Network Security

New HTTP/2 Bomb attack can take down web servers in seconds

DoS Attack

Per Bleeping Computer, a novel denial-of-service (DoS) attack dubbed HTTP/2 Bomb has been discovered by Calif researchers, capable of overwhelming web servers from a single machine within seconds. Calif researchers discovered this method using OpenAI's Codex agent.

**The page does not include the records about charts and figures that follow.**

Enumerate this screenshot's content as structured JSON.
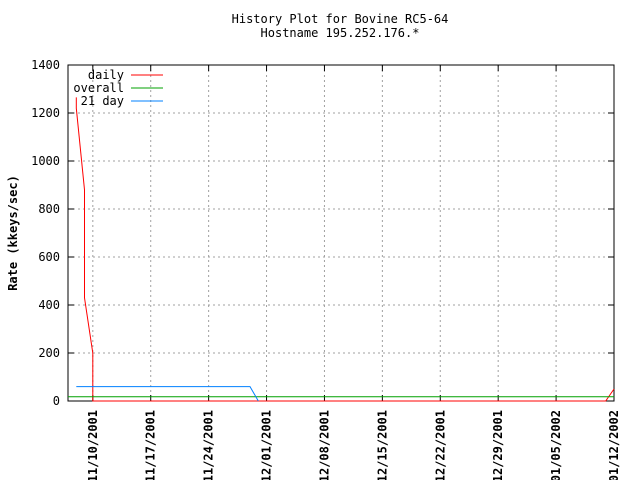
{
  "chart_data": {
    "type": "line",
    "title": "History Plot for Bovine RC5-64",
    "subtitle": "Hostname 195.252.176.*",
    "xlabel": "",
    "ylabel": "Rate (kkeys/sec)",
    "ylim": [
      0,
      1400
    ],
    "yticks": [
      0,
      200,
      400,
      600,
      800,
      1000,
      1200,
      1400
    ],
    "xlim": [
      "2001-11-07",
      "2002-01-12"
    ],
    "xticks": [
      "11/10/2001",
      "11/17/2001",
      "11/24/2001",
      "12/01/2001",
      "12/08/2001",
      "12/15/2001",
      "12/22/2001",
      "12/29/2001",
      "01/05/2002",
      "01/12/2002"
    ],
    "grid": true,
    "legend_position": "top-left",
    "series": [
      {
        "name": "daily",
        "color": "#ff0000",
        "points": [
          [
            "2001-11-08",
            1265
          ],
          [
            "2001-11-08",
            1220
          ],
          [
            "2001-11-09",
            880
          ],
          [
            "2001-11-09",
            430
          ],
          [
            "2001-11-10",
            200
          ],
          [
            "2001-11-10",
            0
          ],
          [
            "2002-01-11",
            0
          ],
          [
            "2002-01-12",
            50
          ]
        ]
      },
      {
        "name": "overall",
        "color": "#00a000",
        "points": [
          [
            "2001-11-07",
            18
          ],
          [
            "2002-01-12",
            18
          ]
        ]
      },
      {
        "name": "21 day",
        "color": "#0080ff",
        "points": [
          [
            "2001-11-08",
            60
          ],
          [
            "2001-11-29",
            60
          ],
          [
            "2001-11-30",
            0
          ]
        ]
      }
    ]
  }
}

The HTTP/2 Bomb attack exploits default configurations of major web servers including NGINX, Apache HTTP Server, Microsoft IIS, Envoy, and Cloudflare Pingora. It combines HPACK compression amplification with Slowloris-style resource retention by stalling HTTP/2 flow control. This allows a single client on a 100 Mbps connection to consume tens of gigabytes of server RAM rapidly. Researchers demonstrated that Envoy and Apache httpd could exhaust 32 GB of RAM in approximately 10 to 18 seconds, respectively.

While patches are available for NGINX and Apache httpd, IIS, Envoy, and Pingora are still vulnerable. Mitigation strategies include disabling HTTP/2 or implementing proxies with strict header-count limits. The attack bypasses some existing defenses by leveraging tiny header values and indefinite memory allocation via flow control stalling.